Baker had only four touchdown catches during the regular season, and on a team that relies on Ottis Anderson's power and Mark Bavaro's blocking, he's not the most recognizable Giant.
But on third and 10 from the Buffalo 14, he ran an out pattern to the left sideline and beat Nate Odomes. Jeff Hostetler threw a perfect pass.
"We told ourselves we had to make plays to keep our defense off the field and to just keep going at them," Baker said. "We did a great job of mixing up the run and the pass. And once we established that running game, it was real hard for them to stop the clock. We ate that up pretty good." Giants 'D': Dull, Deadly
The Giants play an odd style. They played for their defense, the best in the game, and they're often called dull and predictable. But it works.
"Power wins football games," said Coach Bill Parcells. "It's not always the fanciest way, but it wins." . . .
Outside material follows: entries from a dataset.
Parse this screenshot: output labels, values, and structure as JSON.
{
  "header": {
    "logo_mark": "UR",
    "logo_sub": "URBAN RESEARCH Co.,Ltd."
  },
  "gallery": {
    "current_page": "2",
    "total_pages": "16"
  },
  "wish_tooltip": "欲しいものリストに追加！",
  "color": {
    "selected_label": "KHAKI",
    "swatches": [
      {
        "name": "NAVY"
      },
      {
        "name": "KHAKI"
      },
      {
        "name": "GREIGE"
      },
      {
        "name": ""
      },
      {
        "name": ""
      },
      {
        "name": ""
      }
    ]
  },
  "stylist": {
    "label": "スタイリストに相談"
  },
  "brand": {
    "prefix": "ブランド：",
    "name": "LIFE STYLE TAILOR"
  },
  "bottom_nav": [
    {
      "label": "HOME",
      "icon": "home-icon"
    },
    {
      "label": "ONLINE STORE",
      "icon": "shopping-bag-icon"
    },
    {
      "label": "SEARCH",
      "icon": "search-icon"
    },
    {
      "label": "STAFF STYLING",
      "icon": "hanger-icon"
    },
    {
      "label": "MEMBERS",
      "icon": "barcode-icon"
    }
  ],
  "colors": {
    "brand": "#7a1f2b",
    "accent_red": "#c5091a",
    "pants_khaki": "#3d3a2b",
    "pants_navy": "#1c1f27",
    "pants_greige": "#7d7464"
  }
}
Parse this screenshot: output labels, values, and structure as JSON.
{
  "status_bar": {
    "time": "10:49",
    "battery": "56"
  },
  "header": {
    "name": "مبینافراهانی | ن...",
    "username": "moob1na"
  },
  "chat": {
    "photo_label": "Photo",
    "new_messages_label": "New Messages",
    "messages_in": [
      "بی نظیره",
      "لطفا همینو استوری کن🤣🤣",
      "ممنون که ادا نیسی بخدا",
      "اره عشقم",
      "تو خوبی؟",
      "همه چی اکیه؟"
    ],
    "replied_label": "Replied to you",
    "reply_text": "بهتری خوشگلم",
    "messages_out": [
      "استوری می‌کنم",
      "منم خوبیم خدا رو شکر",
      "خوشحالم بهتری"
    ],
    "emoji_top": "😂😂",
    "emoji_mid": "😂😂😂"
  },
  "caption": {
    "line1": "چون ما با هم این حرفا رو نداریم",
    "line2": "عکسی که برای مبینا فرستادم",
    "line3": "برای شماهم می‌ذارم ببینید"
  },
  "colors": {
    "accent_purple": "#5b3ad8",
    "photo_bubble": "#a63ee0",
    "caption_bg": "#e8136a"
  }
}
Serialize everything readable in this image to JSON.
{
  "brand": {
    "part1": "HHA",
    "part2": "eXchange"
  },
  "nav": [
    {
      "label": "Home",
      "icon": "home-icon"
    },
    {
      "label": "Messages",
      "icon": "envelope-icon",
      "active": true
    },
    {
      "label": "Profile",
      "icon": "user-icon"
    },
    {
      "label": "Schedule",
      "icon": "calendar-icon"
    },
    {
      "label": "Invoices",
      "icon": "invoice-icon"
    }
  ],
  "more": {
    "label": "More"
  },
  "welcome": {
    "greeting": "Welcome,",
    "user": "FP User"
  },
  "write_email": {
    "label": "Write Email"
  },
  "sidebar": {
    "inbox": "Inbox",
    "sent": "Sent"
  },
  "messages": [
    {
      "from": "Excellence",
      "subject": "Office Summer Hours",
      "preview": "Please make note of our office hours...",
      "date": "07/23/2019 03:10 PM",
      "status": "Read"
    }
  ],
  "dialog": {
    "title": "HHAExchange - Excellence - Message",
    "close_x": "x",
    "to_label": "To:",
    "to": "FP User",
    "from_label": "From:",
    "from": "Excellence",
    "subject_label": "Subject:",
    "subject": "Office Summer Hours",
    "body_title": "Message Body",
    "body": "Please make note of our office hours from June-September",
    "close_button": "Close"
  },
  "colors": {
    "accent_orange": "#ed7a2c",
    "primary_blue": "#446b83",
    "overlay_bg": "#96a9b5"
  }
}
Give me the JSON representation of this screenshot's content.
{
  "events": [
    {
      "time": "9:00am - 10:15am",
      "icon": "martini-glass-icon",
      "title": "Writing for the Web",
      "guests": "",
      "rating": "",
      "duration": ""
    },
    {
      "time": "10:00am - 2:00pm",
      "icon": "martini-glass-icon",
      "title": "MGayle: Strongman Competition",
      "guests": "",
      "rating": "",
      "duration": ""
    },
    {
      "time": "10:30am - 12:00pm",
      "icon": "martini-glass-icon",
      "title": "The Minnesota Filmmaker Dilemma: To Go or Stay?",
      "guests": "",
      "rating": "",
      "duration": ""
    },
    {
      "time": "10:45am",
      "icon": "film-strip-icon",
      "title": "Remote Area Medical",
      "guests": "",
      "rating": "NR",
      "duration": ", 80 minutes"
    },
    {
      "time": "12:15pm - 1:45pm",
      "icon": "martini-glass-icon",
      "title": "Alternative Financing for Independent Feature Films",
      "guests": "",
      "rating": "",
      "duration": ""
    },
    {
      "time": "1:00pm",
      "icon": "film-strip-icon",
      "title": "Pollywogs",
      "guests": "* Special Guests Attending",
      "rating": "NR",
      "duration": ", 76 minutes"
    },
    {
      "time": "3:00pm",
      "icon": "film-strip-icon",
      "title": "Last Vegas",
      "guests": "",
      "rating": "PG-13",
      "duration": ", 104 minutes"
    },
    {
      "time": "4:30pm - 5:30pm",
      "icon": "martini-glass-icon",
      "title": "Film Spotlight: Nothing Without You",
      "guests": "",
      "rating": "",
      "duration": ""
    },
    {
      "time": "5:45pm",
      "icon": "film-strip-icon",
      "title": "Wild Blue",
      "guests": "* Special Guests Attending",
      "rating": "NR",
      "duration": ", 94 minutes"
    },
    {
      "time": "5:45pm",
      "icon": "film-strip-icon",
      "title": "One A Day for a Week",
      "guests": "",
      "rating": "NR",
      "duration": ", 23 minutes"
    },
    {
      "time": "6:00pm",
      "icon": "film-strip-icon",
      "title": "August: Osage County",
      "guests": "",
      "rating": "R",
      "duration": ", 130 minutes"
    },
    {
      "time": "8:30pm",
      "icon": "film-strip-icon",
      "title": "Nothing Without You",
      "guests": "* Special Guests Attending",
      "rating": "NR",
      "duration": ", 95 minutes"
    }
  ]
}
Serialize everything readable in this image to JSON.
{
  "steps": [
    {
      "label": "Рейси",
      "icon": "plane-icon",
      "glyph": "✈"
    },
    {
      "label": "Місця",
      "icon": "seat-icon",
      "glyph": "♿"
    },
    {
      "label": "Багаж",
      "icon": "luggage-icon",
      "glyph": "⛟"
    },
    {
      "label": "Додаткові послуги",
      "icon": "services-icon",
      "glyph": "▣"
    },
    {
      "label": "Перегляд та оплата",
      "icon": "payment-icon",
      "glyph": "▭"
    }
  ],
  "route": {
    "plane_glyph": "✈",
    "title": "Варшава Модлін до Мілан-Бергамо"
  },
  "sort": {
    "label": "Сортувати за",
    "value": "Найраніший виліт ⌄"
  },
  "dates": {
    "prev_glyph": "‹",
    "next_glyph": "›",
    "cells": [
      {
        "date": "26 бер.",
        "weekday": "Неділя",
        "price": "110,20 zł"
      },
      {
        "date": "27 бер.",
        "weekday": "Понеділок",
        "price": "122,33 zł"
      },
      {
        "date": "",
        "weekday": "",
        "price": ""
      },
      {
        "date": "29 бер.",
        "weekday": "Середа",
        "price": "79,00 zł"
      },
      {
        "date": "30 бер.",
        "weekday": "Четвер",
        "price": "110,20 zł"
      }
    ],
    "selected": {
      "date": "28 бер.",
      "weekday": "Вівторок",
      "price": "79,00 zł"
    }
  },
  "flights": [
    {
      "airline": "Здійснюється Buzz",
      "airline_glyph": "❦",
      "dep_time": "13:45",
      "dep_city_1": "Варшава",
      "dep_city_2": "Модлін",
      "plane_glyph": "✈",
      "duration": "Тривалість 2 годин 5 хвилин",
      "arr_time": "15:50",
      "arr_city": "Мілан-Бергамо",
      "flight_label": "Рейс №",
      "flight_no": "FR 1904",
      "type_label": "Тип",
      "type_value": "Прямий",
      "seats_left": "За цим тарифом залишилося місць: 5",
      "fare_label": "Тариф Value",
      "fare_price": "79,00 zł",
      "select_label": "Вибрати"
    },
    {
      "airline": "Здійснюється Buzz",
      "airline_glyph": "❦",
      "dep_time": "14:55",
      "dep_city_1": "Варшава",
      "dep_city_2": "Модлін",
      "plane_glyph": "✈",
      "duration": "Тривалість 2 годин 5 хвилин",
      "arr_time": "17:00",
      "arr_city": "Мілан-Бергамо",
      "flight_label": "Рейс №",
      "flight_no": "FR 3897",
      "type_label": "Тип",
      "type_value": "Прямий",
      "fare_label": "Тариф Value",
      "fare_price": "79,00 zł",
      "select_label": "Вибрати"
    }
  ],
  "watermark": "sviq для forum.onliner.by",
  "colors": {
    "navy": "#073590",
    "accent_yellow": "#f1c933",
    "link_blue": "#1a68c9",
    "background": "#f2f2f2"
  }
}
Parcells refused to discuss speculation that he may retire, although he has hinted several times that it's on his mind. "The last time we won one of these there was a little controversy about me and it didn't allow my owners and general manager to enjoy this very much," he said. "They're going to enjoy this one, I promise you." . . .
Matt Bahr beat the 49ers with a last-second field goal and he kicked two more today, including a 21-yarder with 7:20 remaining. "There was anxiety involved, but it gives you all the more reason to concentrate on the basics such as keeping your head down and following through," he said.
Asked about Scott Norwood's 47-yard miss at the end, Bahr said: "I feel for Scott. I really do. That's a tough kick under any situation. It really was tough because you don't want to root against an individual, but I'm ecstatic about getting another ring."
He landed with the Giants after being released by the Browns and was picked up when Parcells became frustrated with the oft-injured Raul Allegre.
"I had nine good years with the Browns and could have sat back and retired," he said. "But when the Giants gave me a call. . . . It couldn't have worked out better. I really appreciate the chance." . . .
A mini-controversy developed last week when it became clear ABC would use halftime for a news update on the Persian Gulf War. That meant the Disney-produced show would be seen only by the people in the stands.
But Disney got the show on television by airing it live on the Disney cable channel. ABC also carried a highlight package of the show after a 15-minute news program. 49ers Too Overconfident
The San Francisco 49ers weren't here for the first time in three years, and that development caught a lot of people by surprise, including the 49ers. The organization known for its precision planning had already begun setting up an office at the NFC hotel, with 68 desks, 112 telephone lines, fax machines, file cabinets and computers in place. A box of invitations for the "Super Bowl XXV" victory party was also found. Safety a Rarity
Bruce Smith's safety against Jeff Hostetler was only the fifth in Super Bowl history. George Martin of the Giants in 1987 was the last to do it. . . . Thurman Thomas scored his seventh touchdown in six career postseason games. . . . MVP voting: Ottis Anderson 7 1/2 votes, Hostetler 4 1/2 votes and Dave Meggett and Thomas one apiece. . . .
The Giants established a Super Bowl record by controlling the ball for 40 1/2 minutes. The previous record was 39:31 by San Francisco in Super Bowl XXIV.
Their 9 1/2-minute touchdown drive to open the second half is also a Super Bowl record. The previous was 7:07 by San Francisco in Super Bowl XXIV. . . . The closest Super Bowl before this one was Baltimore's victory over Dallas, 16-13, in Super Bowl V.